A protein-packed ramen soup with a kick.
- In a medium saucepan, bring the water to a boil. Add the soup seasoning packets.
- Add the chicken strips, carrots and broccoli, simmer for 2 minutes. Remove with a slotted spoon and reserve.
- Add the crushed red pepper flakes and ramen noodles to the broth, simmer for 2 minutes.

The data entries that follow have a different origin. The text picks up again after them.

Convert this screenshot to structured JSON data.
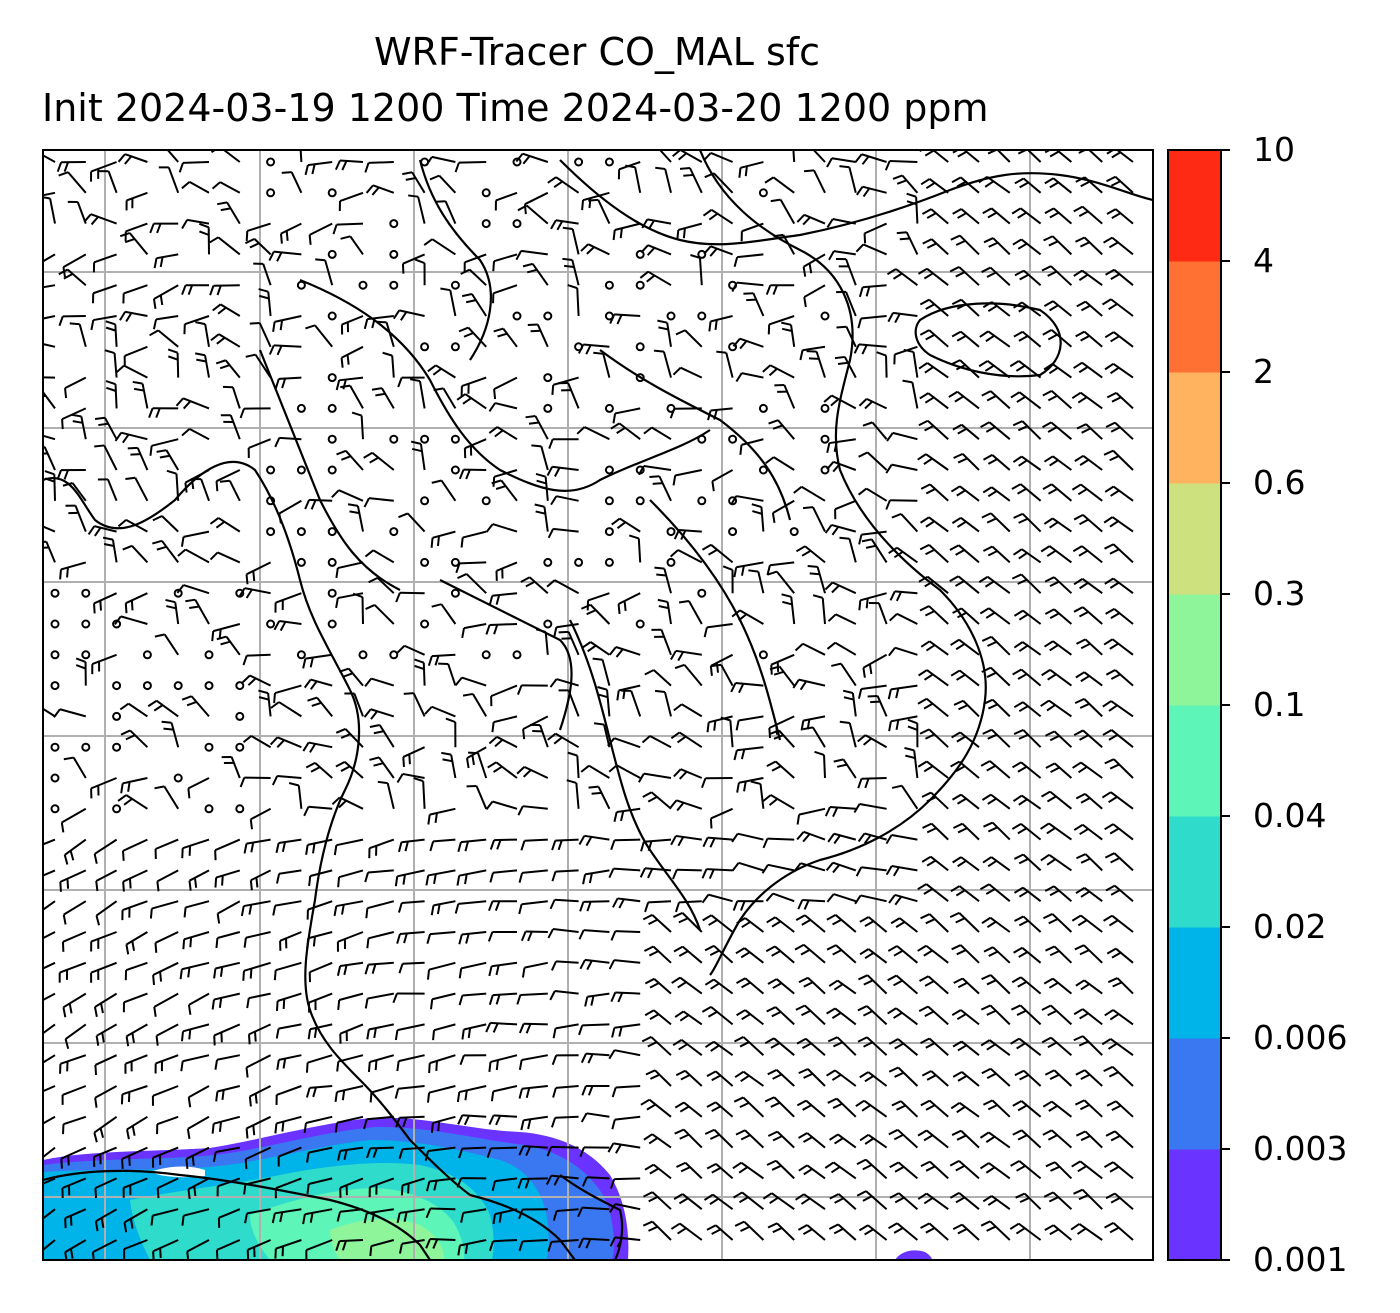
{
  "title": {
    "line1": "WRF-Tracer CO_MAL sfc",
    "line2": "Init 2024-03-19 1200 Time 2024-03-20 1200 ppm"
  },
  "colorbar": {
    "levels": [
      "0.001",
      "0.003",
      "0.006",
      "0.02",
      "0.04",
      "0.1",
      "0.3",
      "0.6",
      "2",
      "4",
      "10"
    ],
    "colors": [
      "#6a33ff",
      "#3a78f2",
      "#00b3e8",
      "#2fdccc",
      "#5ef5b8",
      "#8ef59a",
      "#cde17f",
      "#ffb35e",
      "#ff7033",
      "#ff2a14"
    ]
  },
  "map": {
    "gridline_color": "#b0b0b0",
    "field_colors": {
      "low": "#6a33ff",
      "mid": "#00b3e8",
      "high": "#5ef5b8"
    }
  }
}
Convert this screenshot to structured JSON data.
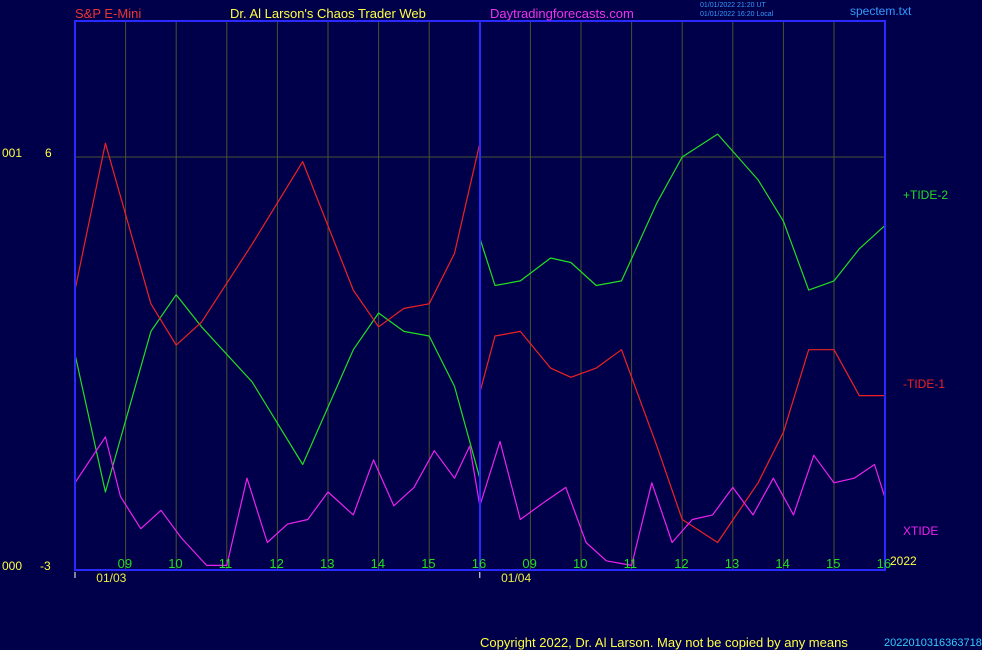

- To poach the eggs, add the eggs one at a time in different sections of the broth, spoon broth over the eggs to assist with cooking. Cook to over easy, about 1 minute.
- Use tongs to remove the noodles from saucepan and divide among bowls. Use a slotted spoon to remove each egg, place on top of the noodles. Evenly divide the chicken and vegetables among the two bowls. Ladle broth into the bowl and garnish with green onions.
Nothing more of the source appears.